Another view holds that PMS is too frequently or wrongly diagnosed in many cases. A variety of problems, such as chronic depression, infections, and outbursts of frustration can be mis-diagnosed as PMS if they happen to coincide with the premenstrual period. Often, says this theory, PMS is used as an explanation for outbursts of rage or sadness, even when it is not the primary cause.
Some feminists have suggested that viewing PMS as a disease is born out of a patriarchal society. They assert that the symptoms that are associated with PMS are often in conflict with the way a woman "should" behave, contending that anger, irritability and increased sex drive are patterns of behavior which go against social norms for woman. Some people believe that PMS, along with other female-attributed disorders, are used to enforce gender stereotypes.
Some feminists assert that the emergence of PMS as a disorder occurred during a time when women's roles in society were changing. Particularly, women were beginning to enter the work force at increasing numbers. They argue that this may not be mere coincidence, asserting a belief that PMS is used as a method of social control.
The use of multiple SSRI's to treat PMS has caused some controversy.
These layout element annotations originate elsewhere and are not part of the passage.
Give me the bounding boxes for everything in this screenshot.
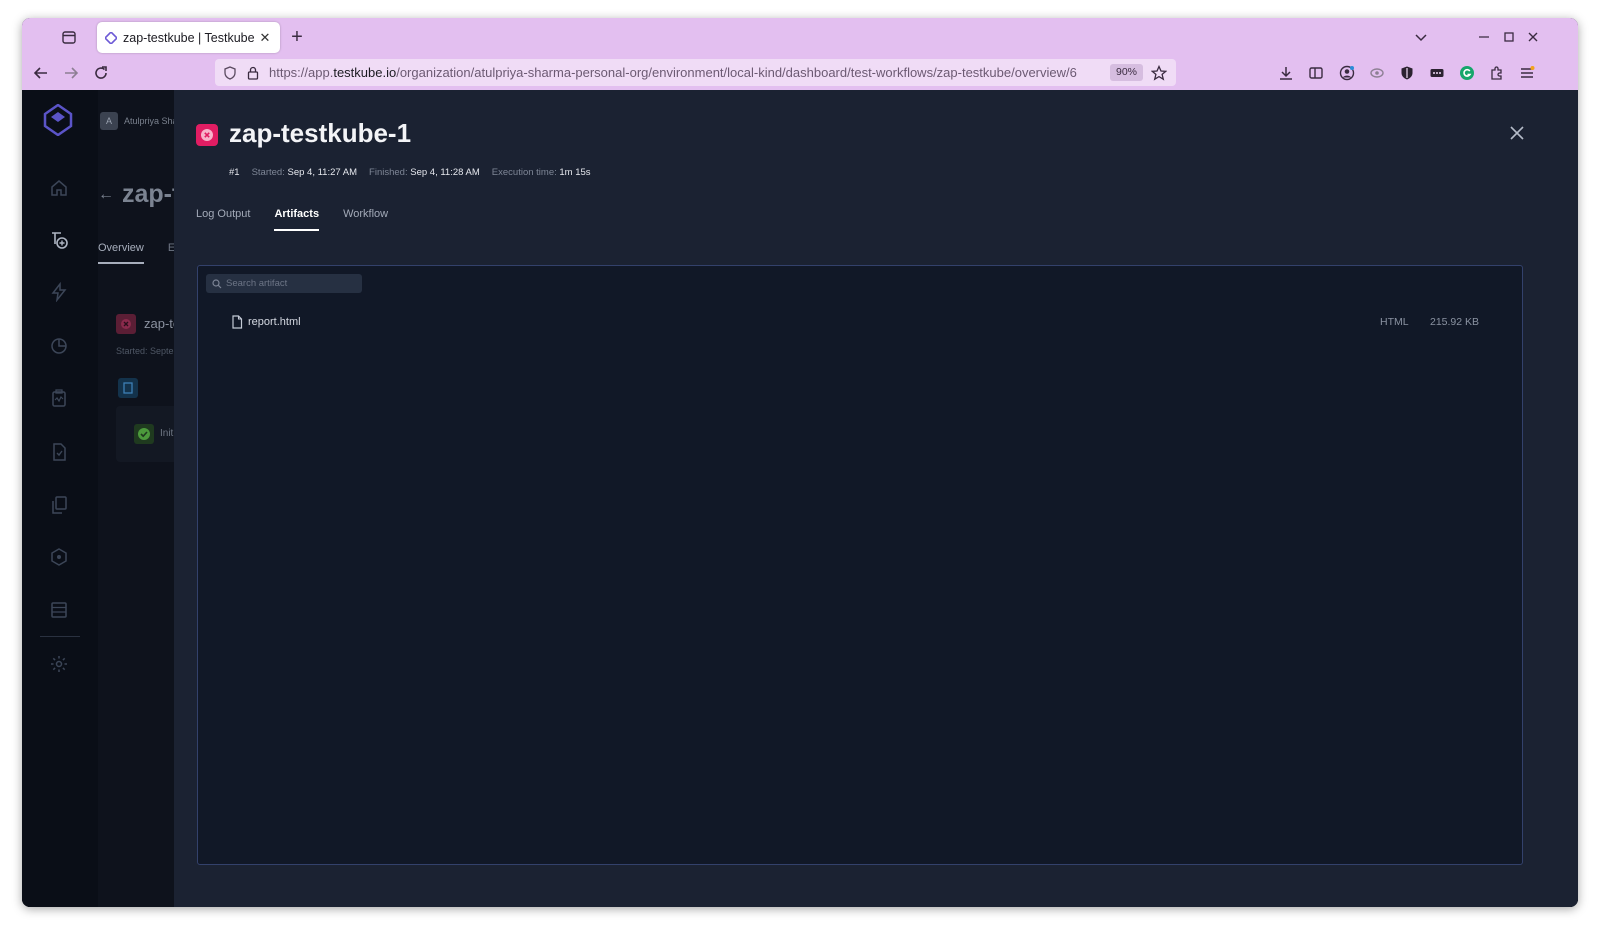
tab-artifacts[interactable]: Artifacts (274, 208, 320, 231)
execution-title: zap-testkube-1 (229, 118, 412, 148)
org-switcher[interactable]: A Atulpriya Sha (100, 112, 178, 130)
new-tab-button[interactable]: + (287, 27, 307, 47)
extension-eye-icon[interactable] (1368, 64, 1386, 82)
address-bar[interactable]: https://app.testkube.io/organization/atu… (215, 59, 1176, 86)
artifact-type: HTML (1380, 316, 1409, 328)
run-number: #1 (229, 167, 240, 178)
close-tab-icon[interactable]: ✕ (258, 30, 272, 45)
zoom-level-badge[interactable]: 90% (1110, 64, 1144, 81)
grammarly-icon[interactable] (1458, 64, 1476, 82)
background-title: ← zap-t (98, 180, 180, 209)
started-label: Started: (251, 167, 285, 178)
tab-log-output[interactable]: Log Output (196, 208, 250, 231)
execution-card: zap-te Started: Septe (116, 314, 180, 356)
execution-started: Started: Septe (116, 346, 174, 356)
artifact-size: 215.92 KB (1430, 316, 1480, 328)
execution-time-label: Execution time: (491, 167, 557, 178)
search-icon (212, 278, 222, 288)
browser-tab-title: zap-testkube | Testkube (123, 30, 255, 45)
browser-tab-bar: zap-testkube | Testkube ✕ + (22, 18, 1578, 56)
test-suites-document-icon[interactable] (49, 442, 69, 462)
artifact-name[interactable]: report.html (248, 316, 301, 328)
execution-meta: #1 Started: Sep 4, 11:27 AM Finished: Se… (229, 167, 591, 178)
failed-status-icon (196, 124, 218, 146)
minimize-window-icon[interactable] (1475, 28, 1493, 46)
testkube-favicon-icon (105, 31, 117, 44)
reload-icon[interactable] (92, 64, 110, 82)
lock-icon[interactable] (247, 66, 259, 80)
org-name: Atulpriya Sha (124, 116, 178, 126)
tab-workflow[interactable]: Workflow (343, 208, 388, 231)
search-input[interactable] (226, 278, 356, 289)
workflow-title: zap-t (122, 180, 181, 208)
tab-overview-icon[interactable] (60, 28, 78, 46)
url-scheme: https://app. (269, 65, 334, 80)
list-all-tabs-icon[interactable] (1412, 28, 1430, 46)
app-menu-icon[interactable] (1518, 64, 1536, 82)
tracking-protection-shield-icon[interactable] (223, 65, 237, 80)
background-tabs: Overview Ex (98, 242, 181, 264)
test-workflows-icon[interactable] (49, 230, 69, 250)
account-icon[interactable] (1338, 64, 1356, 82)
back-icon[interactable] (32, 64, 50, 82)
finished-value: Sep 4, 11:28 AM (410, 167, 480, 178)
org-avatar: A (100, 112, 118, 130)
executions-clipboard-icon[interactable] (49, 388, 69, 408)
browser-nav-bar: https://app.testkube.io/organization/atu… (22, 56, 1578, 90)
url-host: testkube.io (333, 65, 397, 80)
failed-status-icon (116, 314, 136, 334)
sidebar-toggle-icon[interactable] (1307, 64, 1325, 82)
execution-time-value: 1m 15s (559, 167, 591, 178)
back-arrow-icon[interactable]: ← (98, 186, 114, 204)
close-icon[interactable] (1508, 124, 1526, 142)
drawer-tabs: Log Output Artifacts Workflow (196, 208, 388, 231)
url-path: /organization/atulpriya-sharma-personal-… (396, 65, 1077, 80)
started-value: Sep 4, 11:27 AM (287, 167, 358, 178)
extensions-puzzle-icon[interactable] (1488, 64, 1506, 82)
tab-overview[interactable]: Overview (98, 242, 144, 264)
testkube-logo-icon[interactable] (43, 104, 73, 136)
passed-status-icon (134, 424, 154, 444)
artifact-search[interactable] (206, 274, 362, 293)
bookmark-star-icon[interactable] (1151, 64, 1168, 81)
triggers-lightning-icon[interactable] (49, 282, 69, 302)
close-window-icon[interactable] (1524, 28, 1542, 46)
step-label: Init (160, 428, 174, 439)
home-icon[interactable] (49, 178, 69, 198)
settings-gear-icon[interactable] (49, 654, 69, 674)
security-shield-icon[interactable] (49, 547, 69, 567)
file-icon (232, 315, 243, 329)
testkube-app: A Atulpriya Sha ← zap-t Overview Ex zap-… (22, 90, 1578, 907)
downloads-icon[interactable] (1277, 64, 1295, 82)
artifact-row[interactable]: report.html HTML 215.92 KB (198, 310, 1522, 334)
url-text[interactable]: https://app.testkube.io/organization/atu… (269, 65, 1104, 80)
finished-label: Finished: (369, 167, 408, 178)
execution-drawer: zap-testkube-1 #1 Started: Sep 4, 11:27 … (174, 90, 1578, 907)
analytics-pie-icon[interactable] (49, 336, 69, 356)
extension-shield-icon[interactable] (1398, 64, 1416, 82)
artifacts-panel: report.html HTML 215.92 KB (197, 265, 1523, 865)
forward-icon[interactable] (62, 64, 80, 82)
document-icon (118, 378, 138, 398)
nav-divider (40, 636, 80, 637)
extension-password-icon[interactable] (1428, 64, 1446, 82)
browser-tab[interactable]: zap-testkube | Testkube ✕ (97, 22, 280, 53)
browser-window: zap-testkube | Testkube ✕ + https://app.… (22, 18, 1578, 907)
maximize-window-icon[interactable] (1500, 28, 1518, 46)
logs-list-icon[interactable] (49, 600, 69, 620)
templates-documents-icon[interactable] (49, 495, 69, 515)
left-navigation (22, 90, 98, 907)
The makers of Prozac began marketing the generic form, fluoxetine, under the name Sarafem to treat PMS. This coincided with their loss of patent on Prozac, which has led to suggestions that their motivations are not completely benign. Recently an oral contraceptive named Yaz has become the first and only birth control pill approved to treat PMDD. The marketing of Yaz centers on this aspect of the drug.
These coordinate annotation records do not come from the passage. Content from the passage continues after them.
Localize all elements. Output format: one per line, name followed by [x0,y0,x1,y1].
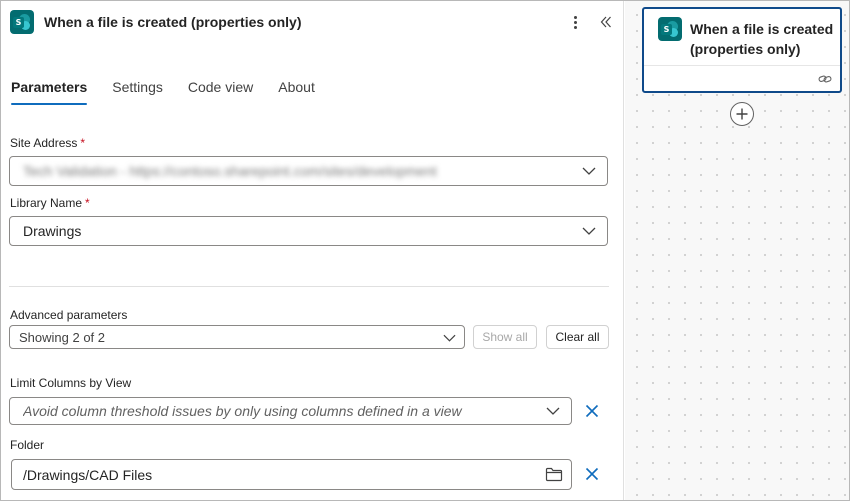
library-name-label-text: Library Name [10,196,83,210]
close-icon[interactable] [582,464,602,484]
folder-label: Folder [10,438,45,452]
link-icon [818,72,832,86]
designer-canvas: S When a file is created (properties onl… [625,1,849,500]
advanced-parameters-dropdown[interactable]: Showing 2 of 2 [9,325,465,349]
site-address-value: Tech Validation - https://contoso.sharep… [23,163,437,179]
double-chevron-left-icon[interactable] [597,12,615,32]
clear-all-button[interactable]: Clear all [546,325,609,349]
tab-code-view[interactable]: Code view [188,79,253,105]
required-mark: * [85,196,90,210]
chevron-down-icon [443,330,456,345]
panel-title: When a file is created (properties only) [44,14,302,30]
limit-columns-placeholder: Avoid column threshold issues by only us… [23,403,462,419]
folder-icon[interactable] [545,467,563,482]
limit-columns-label: Limit Columns by View [10,376,132,390]
close-icon[interactable] [582,401,602,421]
action-details-panel: S When a file is created (properties onl… [1,1,624,500]
header-actions [567,12,615,32]
advanced-parameters-label: Advanced parameters [10,308,128,322]
site-address-dropdown[interactable]: Tech Validation - https://contoso.sharep… [9,156,608,186]
trigger-card-title: When a file is created (properties only) [690,21,834,57]
trigger-card[interactable]: S When a file is created (properties onl… [642,7,842,93]
section-divider [9,286,609,287]
chevron-down-icon [581,163,597,179]
library-name-value: Drawings [23,223,82,239]
required-mark: * [80,136,86,150]
trigger-card-footer [644,65,840,91]
folder-input[interactable]: /Drawings/CAD Files [11,459,572,490]
site-address-label: Site Address * [10,136,85,150]
more-vertical-icon[interactable] [567,12,583,32]
library-name-dropdown[interactable]: Drawings [9,216,608,246]
plus-circle-icon[interactable] [730,102,754,126]
tab-parameters[interactable]: Parameters [11,79,88,105]
panel-header: S When a file is created (properties onl… [10,9,615,35]
show-all-button[interactable]: Show all [473,325,537,349]
chevron-down-icon [581,223,597,239]
sharepoint-icon: S [10,10,34,34]
tab-settings[interactable]: Settings [112,79,163,105]
tab-about[interactable]: About [278,79,315,105]
tab-list: Parameters Settings Code view About [11,79,340,105]
chevron-down-icon [545,403,561,419]
library-name-label: Library Name * [10,196,90,210]
folder-value: /Drawings/CAD Files [23,466,153,483]
sharepoint-icon: S [658,17,682,41]
advanced-parameters-value: Showing 2 of 2 [19,329,106,345]
limit-columns-dropdown[interactable]: Avoid column threshold issues by only us… [9,397,572,425]
site-address-label-text: Site Address [10,136,78,150]
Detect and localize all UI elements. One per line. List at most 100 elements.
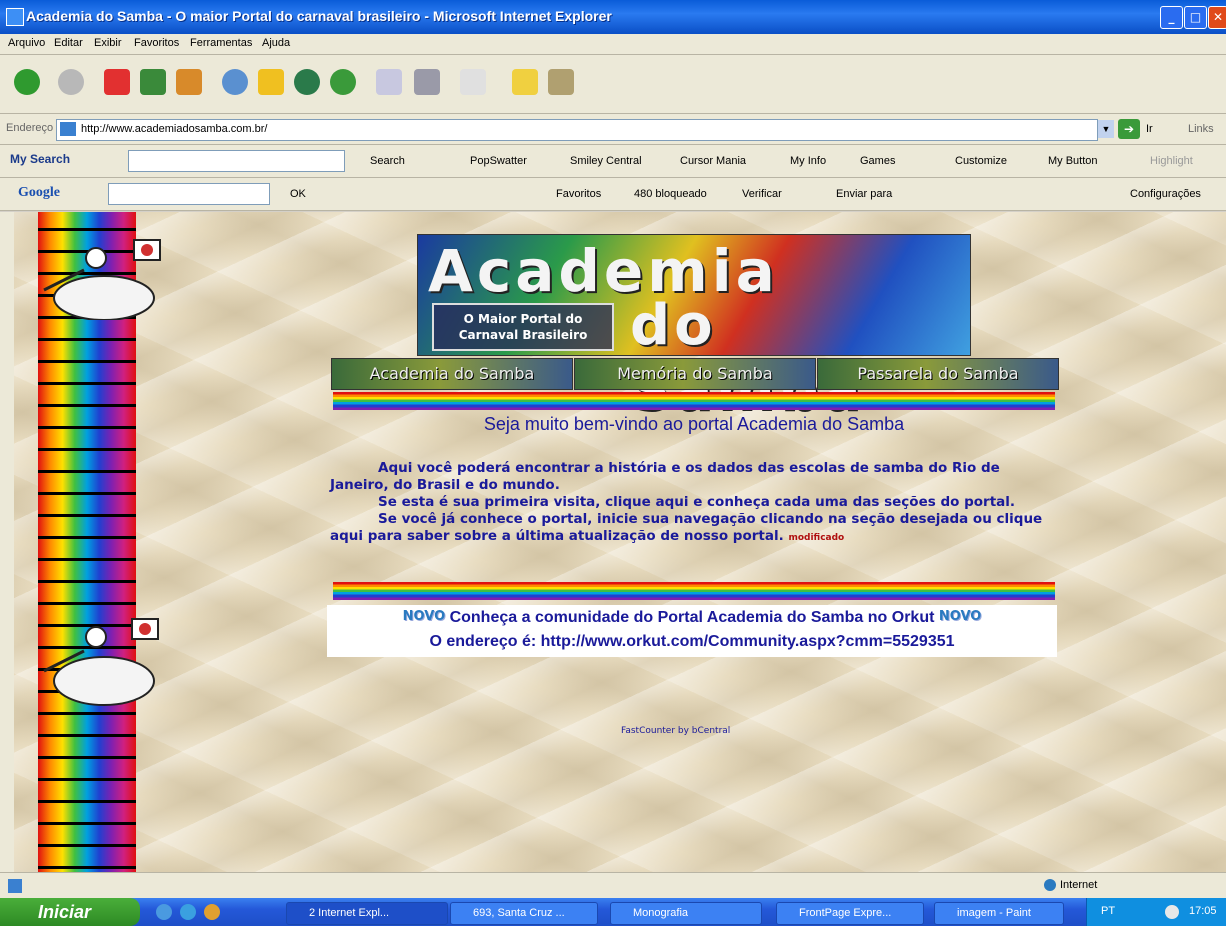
forward-icon[interactable]	[58, 69, 84, 95]
banner-subtitle: O Maior Portal do Carnaval Brasileiro	[432, 303, 614, 351]
nav-passarela-do-samba[interactable]: Passarela do Samba	[817, 358, 1059, 390]
popswatter-button[interactable]: PopSwatter	[470, 155, 527, 167]
menu-ferramentas[interactable]: Ferramentas	[190, 37, 252, 49]
verificar-button[interactable]: Verificar	[742, 188, 782, 200]
task-santa-cruz[interactable]: 693, Santa Cruz ...	[450, 902, 598, 925]
intro-paragraph-1: Aqui você poderá encontrar a história e …	[330, 460, 1000, 493]
favoritos-button[interactable]: Favoritos	[556, 188, 601, 200]
print-icon[interactable]	[414, 69, 440, 95]
search-input[interactable]	[128, 150, 345, 172]
security-zone: Internet	[1060, 879, 1098, 891]
task-internet-explorer[interactable]: 2 Internet Expl...	[286, 902, 448, 925]
mysearch-toolbar: My Search Search PopSwatter Smiley Centr…	[0, 145, 1226, 178]
nav-memoria-do-samba[interactable]: Memória do Samba	[574, 358, 816, 390]
menu-editar[interactable]: Editar	[54, 37, 83, 49]
my-info-button[interactable]: My Info	[790, 155, 826, 167]
start-button[interactable]: Iniciar	[0, 898, 140, 926]
page-icon	[60, 122, 76, 136]
address-bar: Endereço http://www.academiadosamba.com.…	[0, 114, 1226, 145]
banner-subtitle-line1: O Maior Portal do	[463, 312, 583, 326]
fastcounter-link[interactable]: FastCounter by bCentral	[621, 726, 730, 736]
google-ok-button[interactable]: OK	[290, 188, 306, 200]
google-logo[interactable]: Google	[18, 185, 60, 201]
page-content: Academia do Samba O Maior Portal do Carn…	[14, 212, 1226, 872]
rainbow-divider	[333, 392, 1055, 410]
chevron-down-icon[interactable]: ▼	[1098, 120, 1114, 138]
back-icon[interactable]	[14, 69, 40, 95]
games-button[interactable]: Games	[860, 155, 895, 167]
quicklaunch-desktop-icon[interactable]	[156, 904, 172, 920]
popup-blocker-count[interactable]: 480 bloqueado	[634, 188, 707, 200]
title-bar: Academia do Samba - O maior Portal do ca…	[0, 0, 1226, 34]
novo-badge-left: NOVO	[402, 609, 446, 624]
task-monografia[interactable]: Monografia	[610, 902, 762, 925]
my-button[interactable]: My Button	[1048, 155, 1098, 167]
task-frontpage[interactable]: FrontPage Expre...	[776, 902, 924, 925]
maximize-button[interactable]: □	[1184, 6, 1207, 29]
edit-icon[interactable]	[460, 69, 486, 95]
rainbow-divider-2	[333, 582, 1055, 600]
orkut-address-text[interactable]: O endereço é: http://www.orkut.com/Commu…	[327, 633, 1057, 651]
go-arrow-icon[interactable]: ➔	[1118, 119, 1140, 139]
address-url: http://www.academiadosamba.com.br/	[81, 123, 268, 135]
close-button[interactable]: ✕	[1208, 6, 1226, 29]
history-icon[interactable]	[330, 69, 356, 95]
refresh-icon[interactable]	[140, 69, 166, 95]
nav-academia-do-samba[interactable]: Academia do Samba	[331, 358, 573, 390]
favorites-star-icon[interactable]	[258, 69, 284, 95]
messenger-icon[interactable]	[548, 69, 574, 95]
banner-subtitle-line2: Carnaval Brasileiro	[458, 328, 588, 342]
links-button[interactable]: Links	[1188, 123, 1214, 135]
google-search-input[interactable]	[108, 183, 270, 205]
internet-zone-icon	[1044, 879, 1056, 891]
left-frame-edge	[0, 212, 15, 872]
quicklaunch-ie-icon[interactable]	[180, 904, 196, 920]
home-icon[interactable]	[176, 69, 202, 95]
quicklaunch-media-icon[interactable]	[204, 904, 220, 920]
mysearch-logo[interactable]: My Search	[10, 152, 70, 166]
cursor-mania-button[interactable]: Cursor Mania	[680, 155, 746, 167]
highlight-button[interactable]: Highlight	[1150, 155, 1193, 167]
novo-badge-right: NOVO	[938, 609, 982, 624]
folder-icon[interactable]	[512, 69, 538, 95]
media-icon[interactable]	[294, 69, 320, 95]
task-paint[interactable]: imagem - Paint	[934, 902, 1064, 925]
address-label: Endereço	[6, 122, 54, 134]
search-button[interactable]: Search	[370, 155, 405, 167]
window-title: Academia do Samba - O maior Portal do ca…	[26, 8, 612, 24]
menu-favoritos[interactable]: Favoritos	[134, 37, 179, 49]
volume-icon[interactable]	[1165, 905, 1179, 919]
enviar-para-button[interactable]: Enviar para	[836, 188, 892, 200]
configuracoes-button[interactable]: Configurações	[1130, 188, 1201, 200]
modificado-badge: modificado	[788, 533, 845, 543]
menu-bar: Arquivo Editar Exibir Favoritos Ferramen…	[0, 34, 1226, 55]
welcome-heading: Seja muito bem-vindo ao portal Academia …	[483, 414, 905, 434]
search-icon[interactable]	[222, 69, 248, 95]
menu-ajuda[interactable]: Ajuda	[262, 37, 290, 49]
system-tray: PT 17:05	[1086, 898, 1226, 926]
address-input[interactable]: http://www.academiadosamba.com.br/	[56, 119, 1098, 141]
taskbar: Iniciar 2 Internet Expl... 693, Santa Cr…	[0, 898, 1226, 926]
menu-arquivo[interactable]: Arquivo	[8, 37, 45, 49]
intro-paragraph-2[interactable]: Se esta é sua primeira visita, clique aq…	[330, 494, 1058, 511]
language-indicator[interactable]: PT	[1101, 905, 1115, 917]
intro-paragraph-3[interactable]: Se você já conhece o portal, inicie sua …	[330, 511, 1042, 544]
go-button[interactable]: Ir	[1146, 123, 1153, 135]
intro-text: Aqui você poderá encontrar a história e …	[330, 460, 1058, 545]
standard-toolbar	[0, 55, 1226, 114]
status-bar: Internet	[0, 872, 1226, 899]
stop-icon[interactable]	[104, 69, 130, 95]
samba-dancer-image	[43, 239, 161, 320]
customize-button[interactable]: Customize	[955, 155, 1007, 167]
smiley-central-button[interactable]: Smiley Central	[570, 155, 642, 167]
clock[interactable]: 17:05	[1189, 905, 1217, 917]
orkut-announcement: NOVO Conheça a comunidade do Portal Acad…	[327, 605, 1057, 657]
menu-exibir[interactable]: Exibir	[94, 37, 122, 49]
ie-icon	[6, 8, 24, 26]
orkut-invite-text[interactable]: Conheça a comunidade do Portal Academia …	[450, 609, 935, 626]
minimize-button[interactable]: _	[1160, 6, 1183, 29]
google-toolbar: Google OK Favoritos 480 bloqueado Verifi…	[0, 178, 1226, 211]
mail-icon[interactable]	[376, 69, 402, 95]
samba-dancer-image-2	[43, 618, 159, 706]
page-status-icon	[8, 879, 22, 893]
Critics have also charged that the belief in PMS and its effects is mainly a Western creation. They assert that the diagnosis and definition of PMS and PMDD are not universal across the world, contending that in some non-Western countries societies this part of a women’s life is not seen in a negative way. They contend that while non-Westerners generally agree that women can be affected by their menstrual cycle, the defining PMS in terms of a disease is specific to the West in general and the United States in particular. Official recognition of PMDD has only taken place in the U.S. The Food and Drug Administration (FDA) accepts PMDD as an illness but the World Health Organization (WHO) does not. In Europe, PMDD was forcibly taken off the list of indications for Prozac due to lack of supporting evidence for its effectiveness. Some feminist scholars have argued that the Western or American view of the symptoms of these two disorders as negative in the U.S. and in need of treatment has allowed unwarranted involvement and regulation of women’s lives by the medical establishment.